Phase 4 — Chaos campaign¶
The phase that earns the "W-of-N quorum writes under injected-failure conditions" claim. Uses the in-tree chaos harness from ai-memory-mcp against the real three-node federation.
Script: scripts/phase4_chaos.sh.
The four fault classes¶
| Fault | Mechanism | What it exercises |
|---|---|---|
kill_primary_mid_write |
SIGKILL node-0 mid-burst | Recovery after abrupt writer loss |
partition_minority |
iptables-drop traffic from node-0 to both peers for 500 ms | Quorum contract under transient partition |
drop_random_acks |
SIGSTOP node-1 for 500 ms | Slow/dropped acks without process death |
clock_skew_peer |
Simulated skew (full skew needs CAP_SYS_TIME) | Peer-timestamp handling |
Details in packaging/chaos/run-chaos.sh in the ai-memory-mcp
repo.
Per-class campaign¶
200 cycles × 100 writes per cycle = 20,000 writes per fault class. 80,000 writes total across the phase.
Each cycle:
- Start clean (or re-use the running federation).
- Issue
--writesburst through node-0's HTTP API. - Trigger the specified fault.
- Collect
ok/quorum_not_met/failcounts. - Record to JSONL.
Convergence bound¶
After each campaign, the script computes:
convergence_bound = (sum ok across cycles) / (sum writes across cycles)
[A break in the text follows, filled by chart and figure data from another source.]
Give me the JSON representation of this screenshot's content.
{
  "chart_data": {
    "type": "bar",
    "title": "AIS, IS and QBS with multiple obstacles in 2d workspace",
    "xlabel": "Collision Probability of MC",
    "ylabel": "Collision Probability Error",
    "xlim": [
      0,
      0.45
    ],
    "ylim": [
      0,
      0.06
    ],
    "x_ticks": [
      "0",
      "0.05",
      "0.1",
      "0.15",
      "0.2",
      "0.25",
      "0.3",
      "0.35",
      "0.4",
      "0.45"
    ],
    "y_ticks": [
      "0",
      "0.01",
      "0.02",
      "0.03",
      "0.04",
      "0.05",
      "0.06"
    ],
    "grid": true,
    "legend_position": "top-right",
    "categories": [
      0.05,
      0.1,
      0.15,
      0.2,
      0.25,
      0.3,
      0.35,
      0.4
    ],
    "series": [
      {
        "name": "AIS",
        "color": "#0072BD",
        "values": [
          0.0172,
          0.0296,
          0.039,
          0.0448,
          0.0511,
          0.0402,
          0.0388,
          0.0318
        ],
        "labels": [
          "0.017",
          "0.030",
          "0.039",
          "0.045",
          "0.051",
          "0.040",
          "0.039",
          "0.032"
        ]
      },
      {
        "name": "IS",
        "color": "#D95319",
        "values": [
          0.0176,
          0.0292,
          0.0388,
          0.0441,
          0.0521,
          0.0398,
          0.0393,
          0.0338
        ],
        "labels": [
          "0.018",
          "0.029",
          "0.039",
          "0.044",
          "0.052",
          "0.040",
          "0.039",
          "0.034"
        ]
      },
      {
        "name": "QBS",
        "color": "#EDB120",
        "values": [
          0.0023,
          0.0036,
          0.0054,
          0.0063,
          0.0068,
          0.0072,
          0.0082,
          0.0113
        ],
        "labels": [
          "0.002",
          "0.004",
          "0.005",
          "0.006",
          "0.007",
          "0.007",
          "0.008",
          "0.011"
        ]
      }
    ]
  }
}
This is an empirical convergence fraction, not a loss probability. See ai-memory-mcp/docs/ADR-0001 § Chaos-testing methodology for the claim shape.
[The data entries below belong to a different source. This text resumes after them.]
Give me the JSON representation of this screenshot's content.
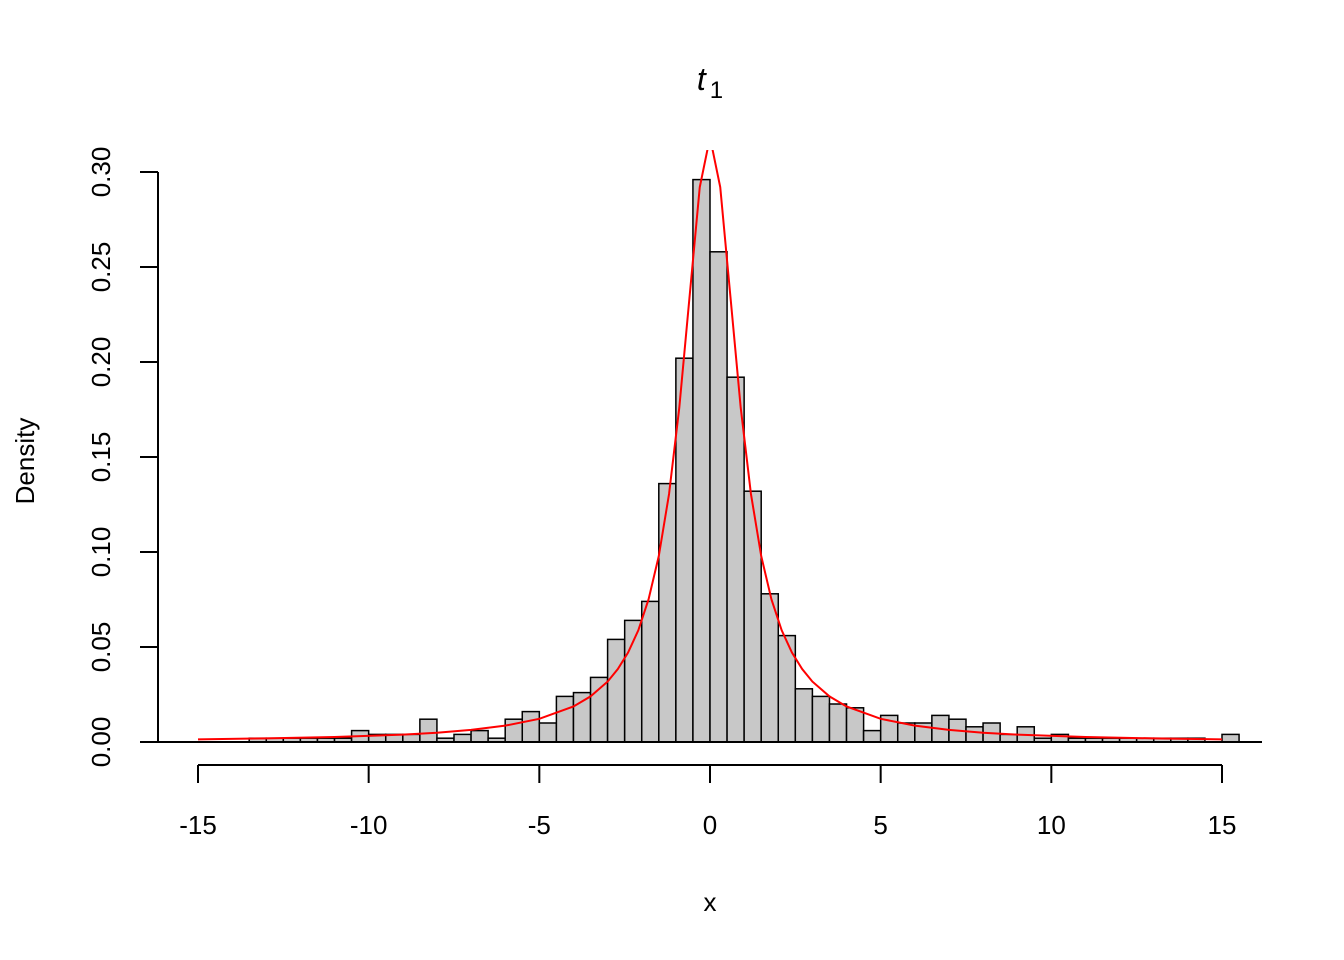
{
  "chart_data": {
    "type": "histogram",
    "title": "t",
    "title_subscript": "1",
    "x_label": "x",
    "y_label": "Density",
    "bins": [
      -15,
      -14.5,
      -14,
      -13.5,
      -13,
      -12.5,
      -12,
      -11.5,
      -11,
      -10.5,
      -10,
      -9.5,
      -9,
      -8.5,
      -8,
      -7.5,
      -7,
      -6.5,
      -6,
      -5.5,
      -5,
      -4.5,
      -4,
      -3.5,
      -3,
      -2.5,
      -2,
      -1.5,
      -1,
      -0.5,
      0,
      0.5,
      1,
      1.5,
      2,
      2.5,
      3,
      3.5,
      4,
      4.5,
      5,
      5.5,
      6,
      6.5,
      7,
      7.5,
      8,
      8.5,
      9,
      9.5,
      10,
      10.5,
      11,
      11.5,
      12,
      12.5,
      13,
      13.5,
      14,
      14.5,
      15,
      15.5
    ],
    "values": [
      0,
      0,
      0,
      0.002,
      0.002,
      0.002,
      0.002,
      0.002,
      0.002,
      0.006,
      0.004,
      0.004,
      0.004,
      0.012,
      0.002,
      0.004,
      0.006,
      0.002,
      0.012,
      0.016,
      0.01,
      0.024,
      0.026,
      0.034,
      0.054,
      0.064,
      0.074,
      0.136,
      0.202,
      0.296,
      0.258,
      0.192,
      0.132,
      0.078,
      0.056,
      0.028,
      0.024,
      0.02,
      0.018,
      0.006,
      0.014,
      0.01,
      0.01,
      0.014,
      0.012,
      0.008,
      0.01,
      0.004,
      0.008,
      0.002,
      0.004,
      0.002,
      0.002,
      0.002,
      0.002,
      0.002,
      0.002,
      0.002,
      0.002,
      0,
      0.004
    ],
    "color": "#c8c8c8",
    "curve": {
      "color": "#ff0000",
      "x": [
        -15,
        -13,
        -11,
        -9,
        -8,
        -7,
        -6,
        -5,
        -4,
        -3.5,
        -3,
        -2.7,
        -2.4,
        -2.1,
        -1.8,
        -1.5,
        -1.2,
        -0.9,
        -0.6,
        -0.3,
        0,
        0.3,
        0.6,
        0.9,
        1.2,
        1.5,
        1.8,
        2.1,
        2.4,
        2.7,
        3,
        3.5,
        4,
        5,
        6,
        7,
        8,
        9,
        11,
        13,
        15
      ],
      "values": [
        0.0014,
        0.0019,
        0.0026,
        0.0039,
        0.0049,
        0.0064,
        0.0086,
        0.0122,
        0.0187,
        0.024,
        0.0318,
        0.0384,
        0.0471,
        0.0588,
        0.0751,
        0.0979,
        0.1305,
        0.1759,
        0.2341,
        0.292,
        0.3183,
        0.292,
        0.2341,
        0.1759,
        0.1305,
        0.0979,
        0.0751,
        0.0588,
        0.0471,
        0.0384,
        0.0318,
        0.024,
        0.0187,
        0.0122,
        0.0086,
        0.0064,
        0.0049,
        0.0039,
        0.0026,
        0.0019,
        0.0014
      ]
    },
    "xlim": [
      -15,
      15
    ],
    "xticks": [
      -15,
      -10,
      -5,
      0,
      5,
      10,
      15
    ],
    "ylim": [
      0,
      0.3
    ],
    "yticks": [
      {
        "value": 0,
        "label": "0.00"
      },
      {
        "value": 0.05,
        "label": "0.05"
      },
      {
        "value": 0.1,
        "label": "0.10"
      },
      {
        "value": 0.15,
        "label": "0.15"
      },
      {
        "value": 0.2,
        "label": "0.20"
      },
      {
        "value": 0.25,
        "label": "0.25"
      },
      {
        "value": 0.3,
        "label": "0.30"
      }
    ]
  }
}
Pass: convergence_bound ≥ 0.995 for every fault class.
Why 0.995¶
Quorum writes under stressed conditions cannot reach 1.0 without infinite retries. The 0.995 floor corresponds to:
- Over 20,000 writes: ≤ 100
quorum_not_metresponses per class. - After the sync-daemon converges those writes, the surviving count on each peer still matches within 1% of the accepted writes.
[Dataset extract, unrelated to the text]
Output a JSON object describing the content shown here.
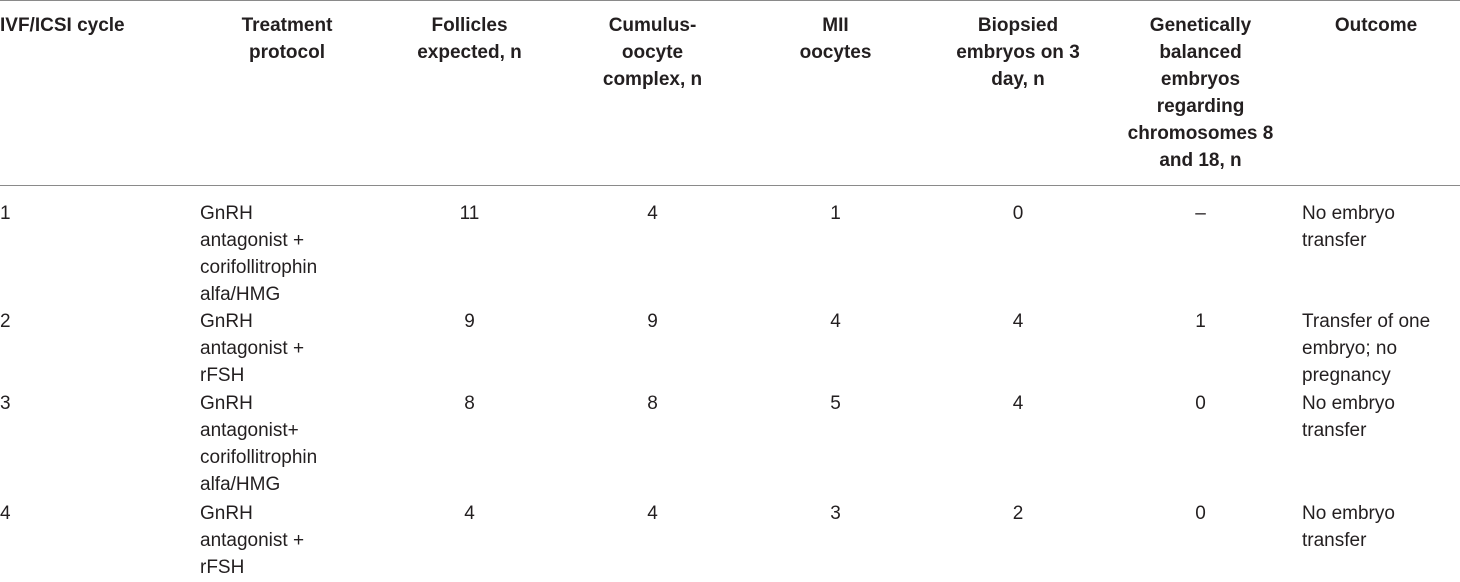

A campaign that averages much lower than 0.995 indicates the quorum writer is too brittle under that fault class — a regression worth investigating before tagging.
Why clock_skew is simulated¶
Full clock skew requires either CAP_SYS_TIME on the peer
container or a full NTP manipulation — both of which add
operational weight to the campaign infrastructure for limited
benefit. The skew case is simulated (the chaos harness records
the injection intent so the claim shape is honest) while the three
tangible fault classes carry the weight of the phase's evidence.
Output artifact¶
runs/<campaign-id>/phase4.json — convergence bound per fault
class plus the raw JSONL from each campaign embedded as a
runs/<campaign-id>/phase4-<fault>.jsonl artifact (when large).